実務では、算出した評価額をそのまま値段にするわけではありません。譲渡オーナー側のアピールと、譲受企業が見込むシナジーを乗せ合った先で、最終的な金額が決まります。会社売却を見据えるなら、中小企業M&Aの譲渡価格と交渉の全体像をつかんでおくと、評価額の意味が腹落ちします。
企業価値・事業価値・株式価値の関係と計算式
評価の話に入る前に、よく混同される3つの言葉を整理します。事業価値・企業価値・株式価値。似ているようで、それぞれ「誰にとっての価値か」という視点が異なります。

3つの価値の構造
関係性を式にすると、次のようになります。
企業価値 = 事業価値 + 非事業用資産(遊休不動産・余剰資金・有価証券など)
株式価値 = 企業価値 - 有利子負債(借入金など)
事業価値は本業が生む価値、企業価値は会社全体の価値。そこから銀行などへの負債を引いた残りが、株主に帰属する株式価値です。M&Aでの企業価値の考え方を深掘りしたい場合は、EVとの関係まで押さえておくと交渉で迷いません。
価値の種類と定義
それぞれの定義を下表に整理しました。譲渡オーナーが最終的に手にする売却代金は、このうち「株式価値」に当たります。ここを取り違えると、手取りの感覚が大きくずれます。
| 概念 | 定義 | 算出の視点 |
|---|---|---|
| 事業価値 | 事業活動が生み出す価値 | 有形・無形の事業用資産、のれん |
| 企業価値 | 企業全体の経済的価値 | 事業価値 + 非事業用資産 |
| 株式価値 | 株主に帰属する価値 | 企業価値 - 有利子負債 |
| 時価総額 | 上場企業の市場評価額 | 株価 × 発行済株式数 |
企業価値評価(バリュエーション)の3つの方法
会社の価値の測り方は、大きく3つに分かれます。「今ある純資産」を見るコスト、「市場の相場」を見るマーケット、「将来の稼ぐ力」を見るインカム。どれが正解という話ではなく、視点の違いです。まずは全体像を下表で比べてみます。

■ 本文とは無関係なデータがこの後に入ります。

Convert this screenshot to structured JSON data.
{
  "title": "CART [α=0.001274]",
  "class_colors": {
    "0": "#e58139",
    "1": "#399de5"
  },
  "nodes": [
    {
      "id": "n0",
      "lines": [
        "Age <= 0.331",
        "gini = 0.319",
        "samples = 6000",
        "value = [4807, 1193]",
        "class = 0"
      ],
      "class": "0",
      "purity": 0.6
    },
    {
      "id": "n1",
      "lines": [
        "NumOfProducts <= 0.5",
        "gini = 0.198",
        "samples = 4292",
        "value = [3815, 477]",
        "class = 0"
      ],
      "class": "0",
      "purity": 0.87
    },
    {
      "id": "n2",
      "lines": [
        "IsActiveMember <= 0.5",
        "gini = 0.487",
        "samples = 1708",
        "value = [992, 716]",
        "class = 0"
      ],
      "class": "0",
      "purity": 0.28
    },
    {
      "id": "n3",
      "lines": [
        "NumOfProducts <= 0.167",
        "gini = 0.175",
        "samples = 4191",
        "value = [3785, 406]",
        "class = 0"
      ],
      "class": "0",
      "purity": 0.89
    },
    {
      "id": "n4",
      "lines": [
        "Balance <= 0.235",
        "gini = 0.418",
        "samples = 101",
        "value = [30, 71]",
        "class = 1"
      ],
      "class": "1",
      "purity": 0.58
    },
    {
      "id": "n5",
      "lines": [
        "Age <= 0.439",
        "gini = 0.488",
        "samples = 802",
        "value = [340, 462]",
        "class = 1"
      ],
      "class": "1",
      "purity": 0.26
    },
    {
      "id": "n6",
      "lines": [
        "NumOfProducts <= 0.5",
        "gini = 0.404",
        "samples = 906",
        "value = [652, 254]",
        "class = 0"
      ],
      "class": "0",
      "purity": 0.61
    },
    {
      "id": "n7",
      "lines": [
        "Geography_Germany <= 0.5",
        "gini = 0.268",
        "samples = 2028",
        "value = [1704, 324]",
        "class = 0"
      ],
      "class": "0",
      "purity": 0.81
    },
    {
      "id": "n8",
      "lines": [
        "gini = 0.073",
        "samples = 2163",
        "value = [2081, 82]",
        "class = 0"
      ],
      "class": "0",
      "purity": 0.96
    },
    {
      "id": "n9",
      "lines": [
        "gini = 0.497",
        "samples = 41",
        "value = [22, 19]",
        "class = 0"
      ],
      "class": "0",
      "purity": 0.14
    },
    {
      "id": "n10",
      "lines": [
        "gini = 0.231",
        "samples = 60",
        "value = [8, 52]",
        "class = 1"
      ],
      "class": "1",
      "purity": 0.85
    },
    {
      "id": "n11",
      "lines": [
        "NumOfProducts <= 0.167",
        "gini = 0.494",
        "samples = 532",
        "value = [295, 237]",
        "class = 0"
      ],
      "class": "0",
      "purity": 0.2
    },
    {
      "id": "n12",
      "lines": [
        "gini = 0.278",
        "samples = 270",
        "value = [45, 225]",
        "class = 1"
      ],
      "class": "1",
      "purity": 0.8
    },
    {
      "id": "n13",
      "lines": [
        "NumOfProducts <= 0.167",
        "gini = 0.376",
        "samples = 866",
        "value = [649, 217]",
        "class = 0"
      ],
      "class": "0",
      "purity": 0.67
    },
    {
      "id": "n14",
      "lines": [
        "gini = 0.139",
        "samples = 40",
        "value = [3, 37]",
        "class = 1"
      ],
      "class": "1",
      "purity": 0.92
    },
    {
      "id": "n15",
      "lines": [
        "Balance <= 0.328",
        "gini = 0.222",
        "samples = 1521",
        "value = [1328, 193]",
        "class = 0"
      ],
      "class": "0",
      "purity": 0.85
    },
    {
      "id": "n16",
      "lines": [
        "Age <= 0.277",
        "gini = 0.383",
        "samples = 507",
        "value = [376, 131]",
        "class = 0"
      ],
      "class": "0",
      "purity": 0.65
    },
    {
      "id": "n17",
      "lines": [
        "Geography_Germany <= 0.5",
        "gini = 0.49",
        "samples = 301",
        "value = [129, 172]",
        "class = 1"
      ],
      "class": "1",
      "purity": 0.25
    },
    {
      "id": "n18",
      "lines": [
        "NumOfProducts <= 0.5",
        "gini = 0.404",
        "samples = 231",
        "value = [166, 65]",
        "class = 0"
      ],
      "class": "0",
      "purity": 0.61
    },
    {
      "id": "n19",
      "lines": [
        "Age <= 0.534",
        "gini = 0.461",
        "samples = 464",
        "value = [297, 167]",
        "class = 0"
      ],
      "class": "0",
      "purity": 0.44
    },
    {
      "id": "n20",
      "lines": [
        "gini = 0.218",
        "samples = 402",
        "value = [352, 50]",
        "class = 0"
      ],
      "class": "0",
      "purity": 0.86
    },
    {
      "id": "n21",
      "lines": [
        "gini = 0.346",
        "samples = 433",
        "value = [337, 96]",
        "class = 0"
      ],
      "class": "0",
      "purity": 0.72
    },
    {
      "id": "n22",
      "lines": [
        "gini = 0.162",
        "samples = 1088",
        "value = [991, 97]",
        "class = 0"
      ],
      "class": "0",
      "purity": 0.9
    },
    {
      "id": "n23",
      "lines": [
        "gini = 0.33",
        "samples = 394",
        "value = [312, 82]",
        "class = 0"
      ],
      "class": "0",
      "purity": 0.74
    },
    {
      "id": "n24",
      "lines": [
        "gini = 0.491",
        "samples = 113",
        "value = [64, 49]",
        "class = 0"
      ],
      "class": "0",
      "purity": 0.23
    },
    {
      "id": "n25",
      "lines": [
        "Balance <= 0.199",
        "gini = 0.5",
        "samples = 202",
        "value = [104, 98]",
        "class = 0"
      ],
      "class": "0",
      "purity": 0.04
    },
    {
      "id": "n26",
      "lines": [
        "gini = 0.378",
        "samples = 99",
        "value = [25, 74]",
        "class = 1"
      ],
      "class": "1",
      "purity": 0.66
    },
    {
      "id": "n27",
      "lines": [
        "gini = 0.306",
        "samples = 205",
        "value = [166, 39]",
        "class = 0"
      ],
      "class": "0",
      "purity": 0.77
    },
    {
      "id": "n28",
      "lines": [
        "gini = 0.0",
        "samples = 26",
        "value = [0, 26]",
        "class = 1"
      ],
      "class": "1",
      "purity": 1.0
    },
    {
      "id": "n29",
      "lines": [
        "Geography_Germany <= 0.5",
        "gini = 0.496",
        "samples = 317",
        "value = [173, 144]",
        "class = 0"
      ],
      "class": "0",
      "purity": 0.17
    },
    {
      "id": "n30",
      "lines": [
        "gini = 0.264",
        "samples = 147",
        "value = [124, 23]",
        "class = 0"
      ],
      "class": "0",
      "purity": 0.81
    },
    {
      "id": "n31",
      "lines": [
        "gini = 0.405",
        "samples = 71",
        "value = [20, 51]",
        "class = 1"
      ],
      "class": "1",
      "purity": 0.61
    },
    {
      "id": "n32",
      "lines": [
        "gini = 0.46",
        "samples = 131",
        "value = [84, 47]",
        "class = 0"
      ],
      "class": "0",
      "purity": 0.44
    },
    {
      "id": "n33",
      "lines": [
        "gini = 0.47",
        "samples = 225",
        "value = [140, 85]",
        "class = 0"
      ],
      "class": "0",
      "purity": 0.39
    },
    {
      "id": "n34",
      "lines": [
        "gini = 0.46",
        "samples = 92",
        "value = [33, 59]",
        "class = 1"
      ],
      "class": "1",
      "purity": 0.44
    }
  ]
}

| アプローチ | 着目点 | 代表的な手法 | 主なメリットとデメリット |
|---|---|---|---|
| コスト | 現在の正味財産(純資産) | 時価純資産法、簿価純資産法、清算価値法 | 客観性が高く実態BSを把握しやすい一方、収益性や相場を反映しにくい |
| マーケット | 類似企業・取引の市場相場 | 類似会社比較法、市場株価平均法、類似取引比較法 | 取引相場やトレンドに近い半面、規模が違う中小企業では類似企業の選定が難しい |
| インカム | 将来の収益・キャッシュフロー | DCF法、収益還元法、配当還元法 | 投資判断として最も理論的だが、将来予測や割引率に恣意性が入りやすい |
コスト・アプローチ(純資産ベース)
貸借対照表の純資産に着目する手法です。中小企業M&Aでは最も基本的な土台になります。保有資産の価値をベースにするため客観性が高く、譲受企業も納得しやすい。コストアプローチの実務は、ここを起点に押さえると理解が早いです。
時価純資産法と簿価純資産法
簿価純資産法は、帳簿の数字をそのまま使う簡便な方法です。実務で重視されるのは、もう一方の時価純資産法。不動産や有価証券、在庫の含み損益を時価に修正して算出します。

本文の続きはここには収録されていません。